Speaking, today, from Stanley, Falklands Islands, Jeremy Browne said:
“It is a privilege and a pleasure to be here with the Falkland Islands people, as they commemorate the thirtieth anniversary of their liberation. The sacrifices made by the British armed forces in the 1982 conflict were significant. We will never forget them. But the British Government believed then, as we do today, that the protection of the Falkland Islanders’ political liberty - of their right to determine their own future - is a principle worth defending.
“Only the Falkland Islands people can determine how they wish to be governed. So I very much support this initiative by the Falkland Islands Government. Indeed, I believe this referendum is a truly significant moment. It will give the Falkland Islands people the opportunity to send a clear message - not just to Argentina, but to the whole of the international community - that the Islanders, and they alone, are masters of their fate.
“In the next few months the Falklands will give their definitive verdict on their political status. The British Government will respect their decision, in line with the principles of the United Nations Charter. And I call on all governments who prize democracy and human rights to do likewise.
“Whilst it is for the Islanders to choose, let me be clear: the British government greatly values the links between the UK and the Falkland Islands. We believe these should continue and deepen, long into the future. And if this proves to be the will of the Falkland Islands people, then we in the UK will not just respect it, but will continue actively to defend this act of self-determination from those who seek to challenge it.”
Earlier today, the Falkland Islands Government announced its attention to hold a referendum.
In a statement, Chairman of the Legislative Assembly, Gavin Short, said:
“I have no doubt that the people of the Falklands wish for the Islands to remain a self-governing Overseas Territory of the United Kingdom. We certainly have no desire to be ruled by the Government in Buenos Aires, a fact that is immediately obvious to anyone who has visited the Islands and heard our views.
“But we are aware that not everyone is able to come to these beautiful Islands and to see this reality for themselves. And the Argentine Government deploys misleading rhetoric that wrongly implies that we have no strong views or even that we are being held hostage by the UK military. This is simply absurd.
“We have thought carefully about how to convey a strong message to the outside world that expresses the views of the Falklands people in a clear, democratic and incontestable way.
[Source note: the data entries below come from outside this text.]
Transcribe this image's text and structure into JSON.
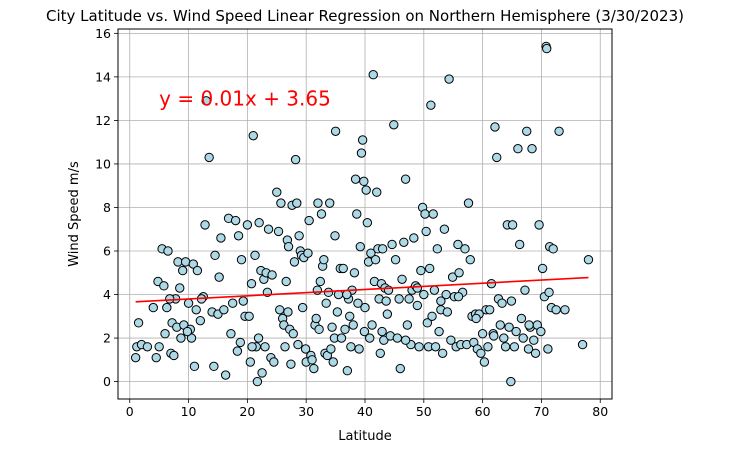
{
  "chart_data": {
    "type": "scatter",
    "title": "City Latitude vs. Wind Speed Linear Regression on Northern Hemisphere (3/30/2023)",
    "xlabel": "Latitude",
    "ylabel": "Wind Speed m/s",
    "xlim": [
      -2,
      82
    ],
    "ylim": [
      -0.8,
      16.2
    ],
    "xticks": [
      0,
      10,
      20,
      30,
      40,
      50,
      60,
      70,
      80
    ],
    "yticks": [
      0,
      2,
      4,
      6,
      8,
      10,
      12,
      14,
      16
    ],
    "grid": true,
    "point_color": "#add8e6",
    "point_edge_color": "#000000",
    "regression": {
      "equation": "y = 0.01x + 3.65",
      "slope": 0.0145,
      "intercept": 3.65,
      "x_range": [
        1,
        78
      ],
      "color": "#ff0000",
      "label_x": 5,
      "label_y": 13
    },
    "points": [
      [
        1,
        1.1
      ],
      [
        1.2,
        1.6
      ],
      [
        1.5,
        2.7
      ],
      [
        2,
        1.7
      ],
      [
        3,
        1.6
      ],
      [
        4,
        3.4
      ],
      [
        4.5,
        1.1
      ],
      [
        4.8,
        4.6
      ],
      [
        5,
        1.6
      ],
      [
        5.5,
        6.1
      ],
      [
        5.8,
        4.4
      ],
      [
        6,
        2.2
      ],
      [
        6.3,
        3.4
      ],
      [
        6.5,
        6.0
      ],
      [
        7,
        1.3
      ],
      [
        7.2,
        2.7
      ],
      [
        7.5,
        1.2
      ],
      [
        7.8,
        3.8
      ],
      [
        8,
        2.5
      ],
      [
        8.2,
        5.5
      ],
      [
        8.5,
        4.3
      ],
      [
        8.7,
        2.0
      ],
      [
        9,
        5.1
      ],
      [
        9.2,
        2.6
      ],
      [
        9.5,
        5.5
      ],
      [
        10,
        3.6
      ],
      [
        10.3,
        2.4
      ],
      [
        10.5,
        2.0
      ],
      [
        10.8,
        5.4
      ],
      [
        11,
        0.7
      ],
      [
        11.3,
        3.3
      ],
      [
        11.5,
        5.1
      ],
      [
        12,
        2.8
      ],
      [
        12.5,
        3.9
      ],
      [
        12.8,
        7.2
      ],
      [
        13,
        12.9
      ],
      [
        13.5,
        10.3
      ],
      [
        14,
        3.2
      ],
      [
        14.3,
        0.7
      ],
      [
        14.5,
        5.8
      ],
      [
        15,
        3.1
      ],
      [
        15.2,
        4.8
      ],
      [
        15.5,
        6.6
      ],
      [
        16,
        3.3
      ],
      [
        16.3,
        0.3
      ],
      [
        16.8,
        7.5
      ],
      [
        17.2,
        2.2
      ],
      [
        17.5,
        3.6
      ],
      [
        18,
        7.4
      ],
      [
        18.3,
        1.4
      ],
      [
        18.5,
        6.7
      ],
      [
        18.8,
        1.8
      ],
      [
        19,
        5.6
      ],
      [
        19.3,
        3.7
      ],
      [
        19.6,
        3.0
      ],
      [
        20,
        7.2
      ],
      [
        20.3,
        3.0
      ],
      [
        20.5,
        0.9
      ],
      [
        20.7,
        4.5
      ],
      [
        21,
        11.3
      ],
      [
        21.3,
        5.8
      ],
      [
        21.5,
        1.6
      ],
      [
        21.7,
        0.0
      ],
      [
        21.9,
        2.0
      ],
      [
        22,
        7.3
      ],
      [
        22.3,
        5.1
      ],
      [
        22.5,
        0.4
      ],
      [
        22.8,
        4.7
      ],
      [
        23,
        1.6
      ],
      [
        23.2,
        5.0
      ],
      [
        23.4,
        4.1
      ],
      [
        23.6,
        7.0
      ],
      [
        24,
        1.1
      ],
      [
        24.5,
        0.9
      ],
      [
        25,
        8.7
      ],
      [
        25.3,
        6.9
      ],
      [
        25.5,
        3.3
      ],
      [
        25.7,
        8.2
      ],
      [
        26,
        2.9
      ],
      [
        26.2,
        2.6
      ],
      [
        26.4,
        1.6
      ],
      [
        26.6,
        4.6
      ],
      [
        26.8,
        6.5
      ],
      [
        27,
        6.2
      ],
      [
        27.2,
        2.4
      ],
      [
        27.4,
        0.8
      ],
      [
        27.6,
        8.1
      ],
      [
        27.8,
        2.2
      ],
      [
        28,
        5.5
      ],
      [
        28.2,
        10.2
      ],
      [
        28.4,
        8.2
      ],
      [
        28.6,
        1.7
      ],
      [
        28.8,
        6.7
      ],
      [
        29,
        6.0
      ],
      [
        29.2,
        5.8
      ],
      [
        29.4,
        3.4
      ],
      [
        29.6,
        5.7
      ],
      [
        30,
        0.9
      ],
      [
        30.3,
        5.9
      ],
      [
        30.5,
        7.4
      ],
      [
        30.8,
        1.2
      ],
      [
        31,
        1.0
      ],
      [
        31.3,
        0.6
      ],
      [
        31.5,
        2.6
      ],
      [
        31.7,
        2.9
      ],
      [
        32,
        8.2
      ],
      [
        32.2,
        2.4
      ],
      [
        32.4,
        4.6
      ],
      [
        32.6,
        7.7
      ],
      [
        32.8,
        5.3
      ],
      [
        33,
        5.6
      ],
      [
        33.2,
        1.3
      ],
      [
        33.4,
        3.6
      ],
      [
        33.6,
        1.2
      ],
      [
        33.8,
        4.1
      ],
      [
        34,
        8.2
      ],
      [
        34.2,
        1.5
      ],
      [
        34.4,
        2.5
      ],
      [
        34.6,
        0.9
      ],
      [
        34.8,
        2.0
      ],
      [
        35,
        11.5
      ],
      [
        35.3,
        3.2
      ],
      [
        35.5,
        4.0
      ],
      [
        35.8,
        5.2
      ],
      [
        36,
        2.0
      ],
      [
        36.3,
        5.2
      ],
      [
        36.6,
        2.4
      ],
      [
        37,
        0.5
      ],
      [
        37.2,
        3.8
      ],
      [
        37.4,
        3.0
      ],
      [
        37.6,
        1.6
      ],
      [
        37.8,
        4.2
      ],
      [
        38,
        2.6
      ],
      [
        38.2,
        5.0
      ],
      [
        38.4,
        9.3
      ],
      [
        38.6,
        7.7
      ],
      [
        38.8,
        3.6
      ],
      [
        39,
        1.5
      ],
      [
        39.2,
        6.2
      ],
      [
        39.4,
        10.5
      ],
      [
        39.6,
        11.1
      ],
      [
        39.8,
        9.2
      ],
      [
        40,
        3.4
      ],
      [
        40.2,
        8.8
      ],
      [
        40.4,
        7.3
      ],
      [
        40.6,
        5.5
      ],
      [
        40.8,
        2.0
      ],
      [
        41,
        5.9
      ],
      [
        41.2,
        2.6
      ],
      [
        41.4,
        14.1
      ],
      [
        41.6,
        4.6
      ],
      [
        41.8,
        5.6
      ],
      [
        42,
        8.7
      ],
      [
        42.2,
        6.1
      ],
      [
        42.4,
        3.8
      ],
      [
        42.6,
        1.3
      ],
      [
        42.8,
        4.5
      ],
      [
        43,
        6.1
      ],
      [
        43.2,
        1.9
      ],
      [
        43.4,
        4.3
      ],
      [
        43.6,
        3.7
      ],
      [
        43.8,
        3.1
      ],
      [
        44,
        4.2
      ],
      [
        44.3,
        2.1
      ],
      [
        44.6,
        6.3
      ],
      [
        44.9,
        11.8
      ],
      [
        45.2,
        5.6
      ],
      [
        45.5,
        2.0
      ],
      [
        45.8,
        3.8
      ],
      [
        46,
        0.6
      ],
      [
        46.3,
        4.7
      ],
      [
        46.6,
        6.4
      ],
      [
        46.9,
        9.3
      ],
      [
        47.2,
        2.6
      ],
      [
        47.5,
        3.8
      ],
      [
        47.8,
        1.7
      ],
      [
        48,
        4.2
      ],
      [
        48.3,
        6.6
      ],
      [
        48.6,
        4.4
      ],
      [
        48.9,
        3.5
      ],
      [
        49.2,
        1.6
      ],
      [
        49.5,
        5.1
      ],
      [
        49.8,
        8.0
      ],
      [
        50,
        4.0
      ],
      [
        50.2,
        7.7
      ],
      [
        50.4,
        6.9
      ],
      [
        50.6,
        2.7
      ],
      [
        50.8,
        1.6
      ],
      [
        51,
        5.2
      ],
      [
        51.2,
        12.7
      ],
      [
        51.4,
        3.0
      ],
      [
        51.6,
        7.7
      ],
      [
        51.8,
        4.2
      ],
      [
        52,
        1.6
      ],
      [
        52.3,
        6.1
      ],
      [
        52.6,
        2.3
      ],
      [
        52.9,
        3.3
      ],
      [
        53.2,
        1.3
      ],
      [
        53.5,
        7.0
      ],
      [
        53.8,
        4.0
      ],
      [
        54,
        3.2
      ],
      [
        54.3,
        13.9
      ],
      [
        54.6,
        1.9
      ],
      [
        54.9,
        4.8
      ],
      [
        55.2,
        3.9
      ],
      [
        55.5,
        1.6
      ],
      [
        55.8,
        6.3
      ],
      [
        56,
        5.0
      ],
      [
        56.3,
        1.7
      ],
      [
        56.6,
        4.1
      ],
      [
        57,
        6.1
      ],
      [
        57.3,
        1.7
      ],
      [
        57.6,
        8.2
      ],
      [
        57.9,
        5.6
      ],
      [
        58.2,
        3.0
      ],
      [
        58.5,
        1.8
      ],
      [
        58.8,
        3.1
      ],
      [
        59.1,
        1.5
      ],
      [
        59.4,
        3.1
      ],
      [
        59.7,
        1.3
      ],
      [
        60,
        2.2
      ],
      [
        60.3,
        0.9
      ],
      [
        60.6,
        3.3
      ],
      [
        60.9,
        1.6
      ],
      [
        61.2,
        3.3
      ],
      [
        61.5,
        4.5
      ],
      [
        61.8,
        2.2
      ],
      [
        62.1,
        11.7
      ],
      [
        62.4,
        10.3
      ],
      [
        62.7,
        3.8
      ],
      [
        63,
        2.6
      ],
      [
        63.3,
        3.6
      ],
      [
        63.6,
        2.0
      ],
      [
        63.9,
        1.6
      ],
      [
        64.2,
        7.2
      ],
      [
        64.5,
        2.5
      ],
      [
        64.8,
        0.0
      ],
      [
        65.1,
        7.2
      ],
      [
        65.4,
        1.6
      ],
      [
        65.7,
        2.3
      ],
      [
        66,
        10.7
      ],
      [
        66.3,
        6.3
      ],
      [
        66.6,
        2.9
      ],
      [
        66.9,
        2.0
      ],
      [
        67.2,
        4.2
      ],
      [
        67.5,
        11.5
      ],
      [
        67.8,
        1.5
      ],
      [
        68.1,
        2.5
      ],
      [
        68.4,
        10.7
      ],
      [
        68.7,
        1.9
      ],
      [
        69,
        1.3
      ],
      [
        69.3,
        2.6
      ],
      [
        69.6,
        7.2
      ],
      [
        69.9,
        2.3
      ],
      [
        70.2,
        5.2
      ],
      [
        70.5,
        3.9
      ],
      [
        70.8,
        15.4
      ],
      [
        71.1,
        1.5
      ],
      [
        71.4,
        6.2
      ],
      [
        71.7,
        3.4
      ],
      [
        72,
        6.1
      ],
      [
        72.5,
        3.3
      ],
      [
        73,
        11.5
      ],
      [
        74,
        3.3
      ],
      [
        77,
        1.7
      ],
      [
        78,
        5.6
      ],
      [
        6.8,
        3.8
      ],
      [
        9.8,
        2.3
      ],
      [
        12.2,
        3.8
      ],
      [
        20.8,
        1.6
      ],
      [
        24.2,
        4.9
      ],
      [
        26.9,
        3.2
      ],
      [
        29.9,
        1.5
      ],
      [
        31.9,
        4.2
      ],
      [
        34.9,
        6.7
      ],
      [
        36.9,
        4.0
      ],
      [
        39.9,
        2.3
      ],
      [
        42.9,
        2.3
      ],
      [
        46.9,
        1.9
      ],
      [
        48.9,
        4.3
      ],
      [
        52.9,
        3.7
      ],
      [
        55.9,
        3.9
      ],
      [
        58.9,
        2.9
      ],
      [
        61.9,
        2.1
      ],
      [
        64.9,
        3.7
      ],
      [
        67.9,
        2.6
      ],
      [
        71.3,
        4.1
      ],
      [
        70.9,
        15.3
      ]
    ]
  }
}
So we have decided, with the full support of the British Government, to hold a referendum on the Falkland Islands to eliminate any possible doubt about our wishes. This referendum will be organised by the Falkland Islands Government and will take place in the first half of 2013. We will invite independent, international observers to observe the process and verify its outcome. Exact timings, the specific wording of the question, and other details will be announced in the coming weeks.
“We are holding this referendum not because we have any doubts about who we are and what future we want, but to show the world just how very certain we are about that.”